Coteja mis datos en una libreta con fórmulas y apuntes a lápiz: «Es nitrito de amilo o isolbutílico —dice—, una mezcla de alcohol amílico y ácido nítrico o isolbutilo. Muy peligroso.»
—¿Por qué?
—Con él se limpian las cabezas de las viejas videocaseteras y artículos de piel.
Velasco me cuenta algo de su propia historia: en Madrid, donde radicó, fue empleado de una empresa que diseñaba compuestos para limpiar CD’s. «Por eso conozco el nitrito. Consumirlo equivale a inhalar solventes como Resistol 5000, thinner, PVC o “monas”.»
Más tarde, en la tapa del frasco veo tres iniciales: PWD. Verifico en internet que pertenecen a una empresa con sede en Indianápolis, Pac West Distributing Corp, durante los últimos 30 años señalada por The Wall Street Journal y Los Angeles Times como número uno mundial en venta de “aromatizantes” con los corrosivos nitritos.
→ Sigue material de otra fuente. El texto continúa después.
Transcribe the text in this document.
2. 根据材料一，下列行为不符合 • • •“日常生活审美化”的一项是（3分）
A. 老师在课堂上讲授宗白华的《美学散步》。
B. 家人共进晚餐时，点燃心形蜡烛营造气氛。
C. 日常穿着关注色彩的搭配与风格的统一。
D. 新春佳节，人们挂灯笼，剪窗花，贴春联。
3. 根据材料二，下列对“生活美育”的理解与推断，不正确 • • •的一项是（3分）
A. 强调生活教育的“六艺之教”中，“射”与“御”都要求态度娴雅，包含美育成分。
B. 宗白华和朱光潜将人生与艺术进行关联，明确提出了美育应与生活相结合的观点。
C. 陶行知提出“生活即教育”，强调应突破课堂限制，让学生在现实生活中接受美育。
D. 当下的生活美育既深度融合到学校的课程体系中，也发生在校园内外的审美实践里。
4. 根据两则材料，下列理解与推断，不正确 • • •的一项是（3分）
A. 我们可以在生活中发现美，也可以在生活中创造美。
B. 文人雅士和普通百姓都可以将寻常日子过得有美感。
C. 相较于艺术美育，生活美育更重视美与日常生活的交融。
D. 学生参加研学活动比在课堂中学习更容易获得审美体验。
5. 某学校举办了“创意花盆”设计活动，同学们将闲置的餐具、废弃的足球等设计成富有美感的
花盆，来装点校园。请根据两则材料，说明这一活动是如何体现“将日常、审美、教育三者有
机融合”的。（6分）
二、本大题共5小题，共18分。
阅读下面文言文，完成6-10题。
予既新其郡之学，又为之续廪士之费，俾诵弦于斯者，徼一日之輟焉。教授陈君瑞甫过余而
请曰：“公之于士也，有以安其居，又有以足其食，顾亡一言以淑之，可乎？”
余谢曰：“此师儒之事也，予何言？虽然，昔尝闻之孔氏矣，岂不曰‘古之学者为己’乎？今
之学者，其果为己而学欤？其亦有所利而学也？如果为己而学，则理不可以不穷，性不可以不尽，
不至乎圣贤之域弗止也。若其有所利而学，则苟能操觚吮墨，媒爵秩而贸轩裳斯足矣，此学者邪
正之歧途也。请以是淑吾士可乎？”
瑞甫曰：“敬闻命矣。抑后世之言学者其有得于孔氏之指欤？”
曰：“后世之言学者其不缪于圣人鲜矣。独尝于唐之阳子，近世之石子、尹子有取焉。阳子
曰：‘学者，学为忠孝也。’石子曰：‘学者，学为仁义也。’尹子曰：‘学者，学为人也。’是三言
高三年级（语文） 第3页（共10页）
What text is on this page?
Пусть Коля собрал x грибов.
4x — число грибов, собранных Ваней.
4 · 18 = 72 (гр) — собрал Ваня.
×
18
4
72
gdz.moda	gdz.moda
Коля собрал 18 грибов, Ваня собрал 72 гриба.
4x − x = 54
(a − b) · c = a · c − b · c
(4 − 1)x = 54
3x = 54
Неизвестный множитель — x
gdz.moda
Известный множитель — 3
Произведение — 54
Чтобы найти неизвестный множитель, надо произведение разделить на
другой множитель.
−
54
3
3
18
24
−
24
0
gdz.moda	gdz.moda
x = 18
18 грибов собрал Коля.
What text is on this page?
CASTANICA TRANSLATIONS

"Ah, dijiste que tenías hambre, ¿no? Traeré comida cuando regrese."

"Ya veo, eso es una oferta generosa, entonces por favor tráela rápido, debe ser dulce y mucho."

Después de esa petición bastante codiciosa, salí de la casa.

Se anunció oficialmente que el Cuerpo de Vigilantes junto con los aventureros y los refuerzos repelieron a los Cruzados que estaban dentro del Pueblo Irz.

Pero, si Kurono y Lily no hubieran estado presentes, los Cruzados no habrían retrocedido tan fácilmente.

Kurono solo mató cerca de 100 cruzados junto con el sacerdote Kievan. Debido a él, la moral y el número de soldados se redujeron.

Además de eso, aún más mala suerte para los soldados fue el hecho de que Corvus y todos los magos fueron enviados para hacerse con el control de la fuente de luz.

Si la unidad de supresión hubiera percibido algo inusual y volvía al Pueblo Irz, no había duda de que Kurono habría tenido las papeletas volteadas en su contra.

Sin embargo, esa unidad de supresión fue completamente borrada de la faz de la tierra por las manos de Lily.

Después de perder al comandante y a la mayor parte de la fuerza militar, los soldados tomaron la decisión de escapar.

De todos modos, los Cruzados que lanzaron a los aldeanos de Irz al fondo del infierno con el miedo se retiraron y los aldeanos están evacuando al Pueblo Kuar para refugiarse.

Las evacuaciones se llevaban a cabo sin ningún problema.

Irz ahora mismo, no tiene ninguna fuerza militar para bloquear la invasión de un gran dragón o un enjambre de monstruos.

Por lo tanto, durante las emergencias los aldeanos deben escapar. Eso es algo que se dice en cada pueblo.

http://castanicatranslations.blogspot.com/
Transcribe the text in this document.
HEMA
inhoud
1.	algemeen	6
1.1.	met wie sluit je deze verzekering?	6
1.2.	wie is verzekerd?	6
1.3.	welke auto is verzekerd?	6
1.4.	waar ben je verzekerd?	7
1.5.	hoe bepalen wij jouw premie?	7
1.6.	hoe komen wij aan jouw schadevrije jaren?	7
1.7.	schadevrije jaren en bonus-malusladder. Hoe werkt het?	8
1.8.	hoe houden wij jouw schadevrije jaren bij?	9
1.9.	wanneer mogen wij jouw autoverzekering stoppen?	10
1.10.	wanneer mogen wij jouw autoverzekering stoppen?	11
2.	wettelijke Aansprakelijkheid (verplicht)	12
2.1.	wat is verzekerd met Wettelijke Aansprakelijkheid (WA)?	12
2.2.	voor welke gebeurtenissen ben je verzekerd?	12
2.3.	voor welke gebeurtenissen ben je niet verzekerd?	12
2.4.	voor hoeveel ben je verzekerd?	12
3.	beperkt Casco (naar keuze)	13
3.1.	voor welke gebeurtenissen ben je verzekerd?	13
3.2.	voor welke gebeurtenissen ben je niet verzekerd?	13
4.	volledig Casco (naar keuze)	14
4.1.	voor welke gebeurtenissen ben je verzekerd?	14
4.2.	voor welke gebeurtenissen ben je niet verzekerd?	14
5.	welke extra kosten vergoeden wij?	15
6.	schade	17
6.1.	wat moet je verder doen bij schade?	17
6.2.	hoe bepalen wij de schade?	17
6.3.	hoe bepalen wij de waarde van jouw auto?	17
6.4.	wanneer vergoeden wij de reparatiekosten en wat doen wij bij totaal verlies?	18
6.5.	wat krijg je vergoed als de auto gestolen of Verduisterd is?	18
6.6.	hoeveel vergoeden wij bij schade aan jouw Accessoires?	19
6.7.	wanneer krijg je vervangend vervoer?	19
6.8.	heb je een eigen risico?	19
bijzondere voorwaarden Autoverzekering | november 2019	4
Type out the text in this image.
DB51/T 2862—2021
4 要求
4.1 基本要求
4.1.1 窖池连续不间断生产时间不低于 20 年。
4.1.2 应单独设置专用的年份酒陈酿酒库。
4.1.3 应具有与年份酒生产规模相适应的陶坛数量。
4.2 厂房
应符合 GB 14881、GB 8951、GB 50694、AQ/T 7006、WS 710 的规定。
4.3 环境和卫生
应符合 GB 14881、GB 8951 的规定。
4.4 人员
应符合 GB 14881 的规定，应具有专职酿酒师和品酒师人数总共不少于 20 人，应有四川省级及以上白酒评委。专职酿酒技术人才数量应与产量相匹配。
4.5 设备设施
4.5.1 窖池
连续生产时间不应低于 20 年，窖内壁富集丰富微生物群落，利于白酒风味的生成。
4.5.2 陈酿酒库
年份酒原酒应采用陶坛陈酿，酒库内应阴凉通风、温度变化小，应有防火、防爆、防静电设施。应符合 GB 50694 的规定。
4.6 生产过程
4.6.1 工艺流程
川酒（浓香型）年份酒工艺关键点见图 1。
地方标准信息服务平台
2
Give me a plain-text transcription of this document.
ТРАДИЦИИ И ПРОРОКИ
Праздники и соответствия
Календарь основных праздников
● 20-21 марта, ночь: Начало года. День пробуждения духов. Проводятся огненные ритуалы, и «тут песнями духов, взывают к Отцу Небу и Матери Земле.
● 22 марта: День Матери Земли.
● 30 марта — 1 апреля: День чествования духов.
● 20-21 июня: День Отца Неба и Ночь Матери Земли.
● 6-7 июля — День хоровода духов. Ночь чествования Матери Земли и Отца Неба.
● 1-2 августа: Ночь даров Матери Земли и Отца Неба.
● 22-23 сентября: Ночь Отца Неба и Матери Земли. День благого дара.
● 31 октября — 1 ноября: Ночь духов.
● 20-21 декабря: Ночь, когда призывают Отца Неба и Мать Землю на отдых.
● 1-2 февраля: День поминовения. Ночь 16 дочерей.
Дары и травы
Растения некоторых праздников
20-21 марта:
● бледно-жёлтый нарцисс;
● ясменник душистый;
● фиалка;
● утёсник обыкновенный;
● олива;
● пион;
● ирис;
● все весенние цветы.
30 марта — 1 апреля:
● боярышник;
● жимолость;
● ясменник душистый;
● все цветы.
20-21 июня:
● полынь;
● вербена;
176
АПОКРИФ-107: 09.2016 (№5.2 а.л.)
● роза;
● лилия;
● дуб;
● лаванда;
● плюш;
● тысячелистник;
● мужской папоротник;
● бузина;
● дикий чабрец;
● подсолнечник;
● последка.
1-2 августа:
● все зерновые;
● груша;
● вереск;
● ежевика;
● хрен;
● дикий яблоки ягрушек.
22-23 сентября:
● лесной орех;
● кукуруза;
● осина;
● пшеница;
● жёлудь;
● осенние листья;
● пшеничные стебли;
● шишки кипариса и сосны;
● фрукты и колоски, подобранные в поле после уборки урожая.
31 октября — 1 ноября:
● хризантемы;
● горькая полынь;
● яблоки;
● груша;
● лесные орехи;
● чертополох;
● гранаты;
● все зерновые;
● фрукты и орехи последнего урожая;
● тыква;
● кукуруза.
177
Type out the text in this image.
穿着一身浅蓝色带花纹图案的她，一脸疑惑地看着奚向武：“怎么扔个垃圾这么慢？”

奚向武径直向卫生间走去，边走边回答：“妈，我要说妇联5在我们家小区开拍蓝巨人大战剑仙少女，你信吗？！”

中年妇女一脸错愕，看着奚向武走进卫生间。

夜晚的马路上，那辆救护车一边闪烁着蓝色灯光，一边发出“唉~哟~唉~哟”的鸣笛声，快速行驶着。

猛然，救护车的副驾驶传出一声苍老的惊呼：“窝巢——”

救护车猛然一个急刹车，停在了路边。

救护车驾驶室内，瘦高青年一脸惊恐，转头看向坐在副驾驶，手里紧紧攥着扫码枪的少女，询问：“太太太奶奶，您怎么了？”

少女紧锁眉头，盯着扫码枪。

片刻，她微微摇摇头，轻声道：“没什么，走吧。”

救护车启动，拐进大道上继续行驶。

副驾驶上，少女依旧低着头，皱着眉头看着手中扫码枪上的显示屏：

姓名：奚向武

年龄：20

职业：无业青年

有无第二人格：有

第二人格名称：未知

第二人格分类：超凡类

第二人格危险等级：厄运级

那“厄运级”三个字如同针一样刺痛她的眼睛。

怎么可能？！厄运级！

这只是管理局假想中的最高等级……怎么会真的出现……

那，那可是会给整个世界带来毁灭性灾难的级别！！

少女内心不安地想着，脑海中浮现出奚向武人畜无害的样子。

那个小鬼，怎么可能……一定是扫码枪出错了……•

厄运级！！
Sus productos, distribuidos en 100 países, abarcan siete líneas de “esencias”: Rush, Quicksilver, Hardware, Bolt, Ram, Liquid Aroma y Iron Horse. Su portal aclara: «Nuestros productos basados en nitritos sólo se venden como desodorantes de cuarto, incienso líquido, aromas líquidos o limpiadores de cabeza de video. No animamos su mal uso como poppers. No somos responsables de las demandas de los medios de comunicación que dicen que son “afrodisíacos” o “narcóticos para el sexo” y no endosamos tales afirmaciones.»